Quand Francis commença de faire des problèmes, je l’embarrassai beaucoup en lui demandant le nombre des moutons de la bergère.

— Voyons, petit, si tu vas pouvoir trouver la solution de ce problème-là. Écoute bien : Un monsieur passant à côté d’une bergère lui demande combien elle a de moutons. Elle répond : « Si j’en avais autant, plus la moitié d’autant, plus le quart d’autant, plus un, cela m’en ferait cent. » Combien en avait-elle ?

Après avoir cherché longtemps, il avoua son impuissance et je fus obligé de lui dire que le nombre des moutons était de trente-six.

Les jours où je voulais le faire bien rire, je lui racontais les tours du père Gorgeon. Le père Gorgeon, mort depuis longtemps, avait laissé une réputation de farceur et de menteur émérite. Plusieurs de ses récits, passés en légende, couraient le pays.

— Allons, Francis, ouvre les oreilles…

« Une fois, le père Gorgeon avait perdu sa truie. Trois jours entiers il la chercha ; il battit tout le canton sans parvenir à la trouver et rentra chez lui bien désolé. Mais voilà qu’étant allé cueillir de l’oseille dans son jardin, il perçut un grognement qui semblait provenir d’une énorme citrouille située à l’extrémité d’un carré de haricots. Bien vite, il s’approcha : la truie était là dissimulée à l’intérieur du gros giraumon ; elle y avait fait les petits, — huit porcelets roses et blancs très vivaces, — et il y avait encore de la place de reste !

« Étant allé certain matin d’août dans son champ de pommes de terre, il avait été très intrigué de voir le sol se soulever par endroits. Il avait cru d’abord à des pérégrinations souterraines de taupes, mais pas du tout : ayant creusé avec sa marre pour se rendre compte, il vit que c’étaient les tubercules seuls qui, grossissant avec une rapidité inouïe, provoquaient ces soulèvements anormaux. »

Le père Gorgeon avait été braconnier, et ses récits de chasse étaient plus extraordinaires encore.

« Un jour d’hiver, ayant tiré en enhurnant des étourneaux sur un alisier, il en avait tellement tué qu’il avait été obligé de les venir chercher à pleins sacs. Pendant toute une semaine, des oiseaux morts étaient tombés de l’arbre.

« Une autre fois, passant sur le bord d’un étang, il aperçut des canards sauvages qui s’ébattaient tranquillement à la surface de l’eau calme. Il eut l’idée, — n’ayant pas de fusil, — de leur lancer un bouchon attaché à une longue ficelle, dont il retint l’autre extrémité. Les canards sont voraces et digèrent vite : l’un se précipita sur le bouchon qu’il avala et relâcha par derrière cinq minutes après ; un autre aussitôt l’engloutit à son tour et ainsi, de bec en bec, le bouchon passa par le corps de vingt-quatre canards qui, à cause de la ficelle, se trouvèrent empalés. Le père Gorgeon n’eut qu’à les tirer hors de l’eau et à les emporter. »

. . . . . . . . . . . . . . . . . . . . . . . . .

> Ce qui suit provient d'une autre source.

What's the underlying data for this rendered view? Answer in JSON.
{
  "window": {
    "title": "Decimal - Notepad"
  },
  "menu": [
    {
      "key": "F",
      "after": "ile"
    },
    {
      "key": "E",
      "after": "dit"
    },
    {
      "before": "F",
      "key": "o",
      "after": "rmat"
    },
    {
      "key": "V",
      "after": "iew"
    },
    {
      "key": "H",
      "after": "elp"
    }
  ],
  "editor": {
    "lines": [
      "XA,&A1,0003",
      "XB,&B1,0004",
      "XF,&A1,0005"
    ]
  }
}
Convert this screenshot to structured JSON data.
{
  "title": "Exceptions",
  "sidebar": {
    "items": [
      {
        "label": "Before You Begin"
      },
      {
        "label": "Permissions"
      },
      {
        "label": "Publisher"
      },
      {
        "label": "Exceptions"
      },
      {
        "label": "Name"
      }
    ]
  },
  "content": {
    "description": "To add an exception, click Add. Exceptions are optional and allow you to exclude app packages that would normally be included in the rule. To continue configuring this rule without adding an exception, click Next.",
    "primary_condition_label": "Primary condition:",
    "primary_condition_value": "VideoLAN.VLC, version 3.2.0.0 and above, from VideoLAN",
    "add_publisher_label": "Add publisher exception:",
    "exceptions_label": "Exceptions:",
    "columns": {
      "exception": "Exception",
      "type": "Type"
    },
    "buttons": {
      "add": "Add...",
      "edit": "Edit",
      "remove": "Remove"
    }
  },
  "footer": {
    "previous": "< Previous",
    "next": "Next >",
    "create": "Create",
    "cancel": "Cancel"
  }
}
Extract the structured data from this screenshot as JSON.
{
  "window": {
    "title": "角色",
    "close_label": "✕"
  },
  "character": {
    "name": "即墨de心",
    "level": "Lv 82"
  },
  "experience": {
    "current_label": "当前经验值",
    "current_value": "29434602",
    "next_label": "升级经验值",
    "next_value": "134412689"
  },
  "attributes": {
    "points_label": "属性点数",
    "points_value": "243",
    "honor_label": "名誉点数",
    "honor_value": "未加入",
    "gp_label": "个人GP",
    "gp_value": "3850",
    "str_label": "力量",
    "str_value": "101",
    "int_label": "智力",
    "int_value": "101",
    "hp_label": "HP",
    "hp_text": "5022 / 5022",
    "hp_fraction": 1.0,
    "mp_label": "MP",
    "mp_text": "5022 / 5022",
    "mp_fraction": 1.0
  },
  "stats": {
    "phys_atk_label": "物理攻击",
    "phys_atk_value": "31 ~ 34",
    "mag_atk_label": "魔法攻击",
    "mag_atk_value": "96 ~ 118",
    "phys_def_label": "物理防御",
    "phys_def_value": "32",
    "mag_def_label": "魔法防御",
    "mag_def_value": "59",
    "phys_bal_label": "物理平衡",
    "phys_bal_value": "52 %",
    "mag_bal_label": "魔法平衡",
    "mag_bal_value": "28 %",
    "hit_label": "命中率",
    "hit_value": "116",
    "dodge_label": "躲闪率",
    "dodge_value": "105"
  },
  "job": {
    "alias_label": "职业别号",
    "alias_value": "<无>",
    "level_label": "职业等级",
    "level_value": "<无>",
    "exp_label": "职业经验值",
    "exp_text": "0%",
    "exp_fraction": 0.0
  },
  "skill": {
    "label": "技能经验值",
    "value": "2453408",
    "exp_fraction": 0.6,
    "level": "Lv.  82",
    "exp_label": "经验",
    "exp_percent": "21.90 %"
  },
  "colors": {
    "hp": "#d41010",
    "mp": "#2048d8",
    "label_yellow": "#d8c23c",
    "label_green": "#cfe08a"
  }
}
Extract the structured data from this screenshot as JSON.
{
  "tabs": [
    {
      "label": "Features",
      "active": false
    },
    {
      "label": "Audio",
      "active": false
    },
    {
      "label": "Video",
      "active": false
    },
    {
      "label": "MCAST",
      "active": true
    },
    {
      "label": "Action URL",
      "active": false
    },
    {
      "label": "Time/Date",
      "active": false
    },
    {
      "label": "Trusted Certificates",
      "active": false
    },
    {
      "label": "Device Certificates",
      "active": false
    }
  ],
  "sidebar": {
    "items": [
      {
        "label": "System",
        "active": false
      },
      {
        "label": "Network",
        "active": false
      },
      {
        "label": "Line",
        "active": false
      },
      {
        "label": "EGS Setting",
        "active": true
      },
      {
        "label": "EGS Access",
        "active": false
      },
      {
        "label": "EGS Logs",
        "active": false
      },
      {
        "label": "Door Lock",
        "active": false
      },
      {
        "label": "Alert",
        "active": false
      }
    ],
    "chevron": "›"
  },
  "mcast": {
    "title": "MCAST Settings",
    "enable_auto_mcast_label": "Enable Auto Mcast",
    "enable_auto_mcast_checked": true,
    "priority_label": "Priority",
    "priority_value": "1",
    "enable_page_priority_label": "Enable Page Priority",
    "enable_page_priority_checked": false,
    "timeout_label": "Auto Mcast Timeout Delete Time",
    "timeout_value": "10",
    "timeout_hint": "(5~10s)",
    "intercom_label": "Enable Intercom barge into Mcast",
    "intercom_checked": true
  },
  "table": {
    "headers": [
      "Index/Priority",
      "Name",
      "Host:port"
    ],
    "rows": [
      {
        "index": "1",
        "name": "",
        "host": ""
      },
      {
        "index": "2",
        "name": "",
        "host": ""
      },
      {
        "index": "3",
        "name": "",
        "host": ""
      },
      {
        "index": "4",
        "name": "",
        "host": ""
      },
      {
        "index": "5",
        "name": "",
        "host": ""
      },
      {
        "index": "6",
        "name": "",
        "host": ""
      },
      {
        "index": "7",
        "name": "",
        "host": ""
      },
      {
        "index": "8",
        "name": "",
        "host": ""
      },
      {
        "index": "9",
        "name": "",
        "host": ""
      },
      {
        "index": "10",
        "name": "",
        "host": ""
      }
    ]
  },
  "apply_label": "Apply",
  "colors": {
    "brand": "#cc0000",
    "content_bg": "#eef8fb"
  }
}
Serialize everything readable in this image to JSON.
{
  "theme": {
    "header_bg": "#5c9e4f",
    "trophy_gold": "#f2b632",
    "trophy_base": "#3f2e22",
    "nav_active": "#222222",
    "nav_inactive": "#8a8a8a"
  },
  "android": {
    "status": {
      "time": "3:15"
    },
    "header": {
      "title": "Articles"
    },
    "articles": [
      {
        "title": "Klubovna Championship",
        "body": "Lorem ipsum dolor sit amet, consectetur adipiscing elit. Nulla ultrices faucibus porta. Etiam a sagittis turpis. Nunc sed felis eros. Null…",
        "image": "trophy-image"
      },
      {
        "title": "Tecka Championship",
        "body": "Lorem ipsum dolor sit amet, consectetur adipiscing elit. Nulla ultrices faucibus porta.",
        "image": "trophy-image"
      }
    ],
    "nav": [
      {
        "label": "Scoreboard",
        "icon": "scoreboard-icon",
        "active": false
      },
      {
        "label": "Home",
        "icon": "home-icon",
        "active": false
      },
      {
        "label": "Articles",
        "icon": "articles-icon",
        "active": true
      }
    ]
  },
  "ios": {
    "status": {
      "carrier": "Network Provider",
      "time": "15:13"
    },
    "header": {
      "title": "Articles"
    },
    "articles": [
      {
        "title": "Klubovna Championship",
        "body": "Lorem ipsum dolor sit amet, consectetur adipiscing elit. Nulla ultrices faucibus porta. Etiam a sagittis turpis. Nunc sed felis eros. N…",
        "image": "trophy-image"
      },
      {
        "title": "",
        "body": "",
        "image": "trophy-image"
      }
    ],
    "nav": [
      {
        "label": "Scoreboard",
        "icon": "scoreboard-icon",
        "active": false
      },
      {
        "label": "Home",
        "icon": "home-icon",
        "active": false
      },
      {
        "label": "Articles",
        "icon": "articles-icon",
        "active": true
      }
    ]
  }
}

Cependant Francis ne tarda guère de connaître aussi bien que moi ma collection de contes, de devinettes et d’histoires drôles et je ne fus plus à même de l’intéresser. Lui, alors, se mit à me raconter les choses qu’on lui enseignait à l’école. Il me parlait des rois et des reines, de Jeanne D’Arc, de Bayard et de Richelieu, de croisades, de guerres et de massacres. Il avait l’air de savoir tout ce qui s’était passé au long des siècles morts. Je ne prêtais, bien entendu, qu’une attention distraite à toutes ces choses ; et quand, après, il me demandait en quelle année avait eu lieu telle bataille, à quelle époque avait régné tel roi, et quels avaient été les exploits de tel grand homme, je disais de grosses bêtises, confondant des choses qui s’étaient passées à mille ans d’intervalle, ce qui le faisait beaucoup rire. Pour la géographie, c’était la même chose. Il me parlait des montagnes, des fleuves, des mers, des départements et des villes ; et ensuite, quand des noms me revenaient en tête, je les attribuais au hasard, toujours de travers, faisant d’une montagne un fleuve et d’une mer un pays. Ce n’est pas à soixante-cinq ans que l’on peut se mettre en tête des choses nouvelles.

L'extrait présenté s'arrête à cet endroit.